The first bell rang and I shuffled into my first class. I sat next to a boy named Josh. Josh was the most obnoxious person I have ever met. I do not mean “talks all the time obnoxious”, but I mean “throws sharp objects around the room and almost hits me obnoxious”. It was awful. I was about to talk to him, but I stopped. I got the strangest feeling I had ever felt. It felt like needles were filling the pockets of my throat, causing me to go mute. I sputtered out a strange noise, much like a mule that got a cinder block dropped on it.

That is all that I really remember from my first year at the new school. The rest of it went by in a miserable blur. Kids were not bullying me, but they just acted like I wasn’t a thing. Some people talked to me, but not most. If they were my partner, they wouldn’t talk to me. And you know what? That really hurt. It made me believe that I was not important. Like I should not have even tried. So I didn’t. I did not try to hang out with people or make new friends. I desperately wanted new friends, but I thought that I wasn’t worth it. The thought of being judged would not get out of my head. And the fact that my “best friend” Sally completely ditched me did not help either.

In the summer of eighth grade, I hung out with Sally Manist almost everyday. She went to my old school. I hadn’t really talked to her until I left, but she became one of the only people that I could look like a psychopath in front of, and not care. We were two of the closest people that you could ever meet. Over that summer, Sally slowly became my rock, the person who I would tell everything to, my stronghold. She was not only there for that, but she boosted my self-esteem, which was basically nonexistent without her. When she left, it all went downhill from there.
In August, we both made the freshman volleyball team. Sally and I were both so excited to be on the same team, yet she began to ignore me. She had became very close with another girl on the team, Maya. Maya did not like the fact that Sally and I were best friends, so she began to do everything she could to split us apart.
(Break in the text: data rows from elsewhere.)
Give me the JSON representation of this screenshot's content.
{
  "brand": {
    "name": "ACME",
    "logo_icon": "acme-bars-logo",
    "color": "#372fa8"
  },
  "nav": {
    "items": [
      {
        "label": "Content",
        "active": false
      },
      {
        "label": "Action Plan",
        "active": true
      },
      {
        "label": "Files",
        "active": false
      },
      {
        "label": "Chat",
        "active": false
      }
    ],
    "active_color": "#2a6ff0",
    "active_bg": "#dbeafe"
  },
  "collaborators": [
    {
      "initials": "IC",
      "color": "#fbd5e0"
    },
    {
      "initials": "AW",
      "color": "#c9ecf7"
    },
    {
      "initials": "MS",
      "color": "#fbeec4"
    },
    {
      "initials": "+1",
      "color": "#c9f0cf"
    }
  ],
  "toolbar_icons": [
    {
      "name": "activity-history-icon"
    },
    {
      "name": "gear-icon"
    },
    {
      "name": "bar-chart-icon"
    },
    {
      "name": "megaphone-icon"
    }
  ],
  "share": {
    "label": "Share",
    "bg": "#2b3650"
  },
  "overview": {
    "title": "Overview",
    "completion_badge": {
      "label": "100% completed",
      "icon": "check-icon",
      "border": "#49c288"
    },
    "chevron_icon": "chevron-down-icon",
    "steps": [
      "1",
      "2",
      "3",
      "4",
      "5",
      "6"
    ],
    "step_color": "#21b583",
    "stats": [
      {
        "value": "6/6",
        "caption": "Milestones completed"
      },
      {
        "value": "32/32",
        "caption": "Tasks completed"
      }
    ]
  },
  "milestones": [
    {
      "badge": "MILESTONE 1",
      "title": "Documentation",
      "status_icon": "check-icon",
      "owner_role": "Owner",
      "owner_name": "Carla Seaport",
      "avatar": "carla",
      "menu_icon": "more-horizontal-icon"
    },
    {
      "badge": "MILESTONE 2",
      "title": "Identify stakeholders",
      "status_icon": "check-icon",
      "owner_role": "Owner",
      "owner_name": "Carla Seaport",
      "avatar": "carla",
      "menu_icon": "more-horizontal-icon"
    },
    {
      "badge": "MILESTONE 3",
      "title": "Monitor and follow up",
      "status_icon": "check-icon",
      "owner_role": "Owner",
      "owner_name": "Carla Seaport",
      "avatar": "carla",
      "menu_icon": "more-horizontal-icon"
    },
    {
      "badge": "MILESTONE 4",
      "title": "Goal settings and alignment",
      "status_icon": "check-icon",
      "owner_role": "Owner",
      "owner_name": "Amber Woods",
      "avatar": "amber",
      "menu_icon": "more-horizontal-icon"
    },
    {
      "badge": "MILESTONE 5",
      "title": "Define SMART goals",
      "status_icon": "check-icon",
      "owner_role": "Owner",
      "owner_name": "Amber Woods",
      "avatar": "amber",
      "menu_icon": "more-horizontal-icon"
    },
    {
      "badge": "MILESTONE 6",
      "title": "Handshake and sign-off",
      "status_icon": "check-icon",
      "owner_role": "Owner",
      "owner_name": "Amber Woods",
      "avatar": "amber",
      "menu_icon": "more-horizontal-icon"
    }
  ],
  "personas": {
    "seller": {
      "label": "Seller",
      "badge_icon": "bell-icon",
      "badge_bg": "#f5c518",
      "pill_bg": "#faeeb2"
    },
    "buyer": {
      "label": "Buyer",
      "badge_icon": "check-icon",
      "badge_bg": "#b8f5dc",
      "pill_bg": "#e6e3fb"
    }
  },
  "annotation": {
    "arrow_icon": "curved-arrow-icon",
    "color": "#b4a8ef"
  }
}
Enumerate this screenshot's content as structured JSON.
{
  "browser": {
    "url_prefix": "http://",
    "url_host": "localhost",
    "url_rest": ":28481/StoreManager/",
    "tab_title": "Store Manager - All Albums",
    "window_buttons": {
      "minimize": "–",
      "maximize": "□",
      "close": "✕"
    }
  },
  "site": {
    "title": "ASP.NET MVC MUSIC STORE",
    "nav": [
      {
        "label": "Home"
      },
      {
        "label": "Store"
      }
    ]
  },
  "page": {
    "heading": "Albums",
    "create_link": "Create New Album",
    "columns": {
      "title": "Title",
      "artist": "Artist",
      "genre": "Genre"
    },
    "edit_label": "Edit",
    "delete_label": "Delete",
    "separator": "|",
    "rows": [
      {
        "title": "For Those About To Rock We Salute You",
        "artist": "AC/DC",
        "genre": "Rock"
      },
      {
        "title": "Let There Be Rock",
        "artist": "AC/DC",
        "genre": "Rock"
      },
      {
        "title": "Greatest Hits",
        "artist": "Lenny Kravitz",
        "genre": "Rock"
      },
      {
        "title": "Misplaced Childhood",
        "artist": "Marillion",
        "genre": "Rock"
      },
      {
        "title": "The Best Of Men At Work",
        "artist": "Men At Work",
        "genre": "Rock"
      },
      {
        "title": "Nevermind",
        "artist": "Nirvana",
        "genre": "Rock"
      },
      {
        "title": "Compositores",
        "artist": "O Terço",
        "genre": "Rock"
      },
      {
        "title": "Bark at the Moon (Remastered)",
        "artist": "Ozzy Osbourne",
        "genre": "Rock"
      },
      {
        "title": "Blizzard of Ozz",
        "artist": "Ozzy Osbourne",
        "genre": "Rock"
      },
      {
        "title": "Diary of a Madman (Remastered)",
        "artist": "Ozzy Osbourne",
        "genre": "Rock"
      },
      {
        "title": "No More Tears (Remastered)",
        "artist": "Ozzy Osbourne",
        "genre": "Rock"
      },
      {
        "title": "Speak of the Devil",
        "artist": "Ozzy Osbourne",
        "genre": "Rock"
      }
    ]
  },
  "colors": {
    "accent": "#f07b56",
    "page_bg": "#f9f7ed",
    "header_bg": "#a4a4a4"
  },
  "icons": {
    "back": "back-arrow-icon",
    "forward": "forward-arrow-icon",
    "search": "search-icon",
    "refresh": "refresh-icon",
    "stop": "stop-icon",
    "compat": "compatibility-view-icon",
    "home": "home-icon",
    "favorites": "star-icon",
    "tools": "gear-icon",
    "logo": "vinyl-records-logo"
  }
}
I saw Sally less and less every week. By the beginning of the school year, I was basically invisible to her. I had lost my best friend. My only friend. The part that hurt the worst was the fact that I had no idea why. Am I really that stupid? Ugly? Awkward? I tried to talk to her, but she would just smile and walk away. My nights began to consist of sitting in my room alone, thinking of every possible reason why she would do thing and everything that was wrong with me.

On multiple occasions, I would be sitting in my room and hear a voice. A voice that told me I wasn’t worth it. A voice that told me losing Sally was all my fault, I should be punished. A voice that told me that I should not even try anymore. It tried to come out of my body and consume me. Luckily, I did not let this voice control me. My parents started to notice that something was different. Sitting in my room, alone, became a daily activity. Worries of freshman year would flow into my head, and I would try to think of solutions. Little did I know, freshman year was a life-saver.

My sister was sitting in the driver’s seat. We were going to the first day of school. My first day of highschool at KM Perform. A charter school where the kids were strange, but in a good way. A charter school that was looked down upon by my “friends”. A school that my heart told me that I would fit in at, but my head told me I would not.

Walking in the glass doors, I fixed my shirt. “Maddy, are you sure this looks okay?” I whimpered at my sister.

“Yeah, you look really cute today,” she responded. Great, cute. Not mature, not attractive, just plain old cute. I tugged at my shirt, begging it to pull down just a little farther. By the time I got into my classroom, it was basically at my knees.

I sat in an open desk. A girl with dark hair sat next to me. I looked over, raised my eyebrows and gave her the double-chin. It was a look I used to give to Sally, when we still talked. Ugh, my first day and I already grossed someone out. Before I knew it, the girl was laughing. Not at me, but to break the silence. I began to laugh, too. It felt great. That was the first time I had really laughed in a long time.

At that exact moment, I had a realization. I did not need to be perfect. Here in Perform, the people were accepting. They could not judge, for they were strange, too. I felt at home. I could finally just be myself. My freaky, strange, double-chinned self.